Isabella, or Bella as her name appears on one of the census records was born in England to Peter and Isabella Meldrum but by the 1881 census the family had moved to Greenock. Her father was a shipowner and they lived at 22 Eldon Street and later at 29 Ardgowan Street. Sadly the family met with a number of tragedies, her father died in 1886, her brother James died in Rangoon in 1895 and her younger brother Patrick was drowned in 1898 and her mother died shortly afterwards while staying with her daughter in Wales.
In the 1901 census Isabel is shown as a lodging house keeper in Glasgow with her sister Mary Aitken (shown as a “vocalist”) living with her but after this she appears to have trained as a nurse.

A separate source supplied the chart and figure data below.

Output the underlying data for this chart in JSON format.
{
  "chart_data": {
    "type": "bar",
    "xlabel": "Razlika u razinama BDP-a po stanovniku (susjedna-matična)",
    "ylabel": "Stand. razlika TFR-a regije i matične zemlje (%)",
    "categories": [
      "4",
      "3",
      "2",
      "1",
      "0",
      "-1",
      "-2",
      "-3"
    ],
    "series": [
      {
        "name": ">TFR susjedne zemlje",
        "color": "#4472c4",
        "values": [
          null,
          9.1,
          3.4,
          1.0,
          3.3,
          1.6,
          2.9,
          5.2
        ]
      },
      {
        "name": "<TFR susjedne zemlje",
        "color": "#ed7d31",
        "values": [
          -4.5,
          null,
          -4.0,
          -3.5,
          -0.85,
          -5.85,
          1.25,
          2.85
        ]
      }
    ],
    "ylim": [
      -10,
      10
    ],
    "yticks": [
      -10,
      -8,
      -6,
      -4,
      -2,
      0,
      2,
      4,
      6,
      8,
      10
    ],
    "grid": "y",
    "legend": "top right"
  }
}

She was trained at the London Hospital and then at the Victoria Infirmary in Glasgow and worked as a private nurse until the out break of the First World War when she enlisted as a nurse. She served in the Territorial Force Nursing Service and became a sister in the 3rd Scottish Territorial Hospital based in Stobhill Hospital Glasgow. She was well-known for not only her nursing skills and devotion to duty but for her little acts of kindness in helping her patients in their recovery. Tragically she succumbed to pneumonia after a short illness and died in Ruchill Hospital on 2nd February 1918.
She was buried in Greenock with full military honours in Greenock, the pall bearers being her nursing colleagues and her own sisters and laid to rest in the family lair. (A fine tribute appears in the Greenock Telegraph on 8th February 1918)
She is remembered not only on the Nurses Memorial in Edinburgh but by the Commonwealth War Graves Commission but sadly not on the Greenock War Memorial.
Recently the Commonwealth War Graves commission erected this stone in her honour in Greenock Cemetery.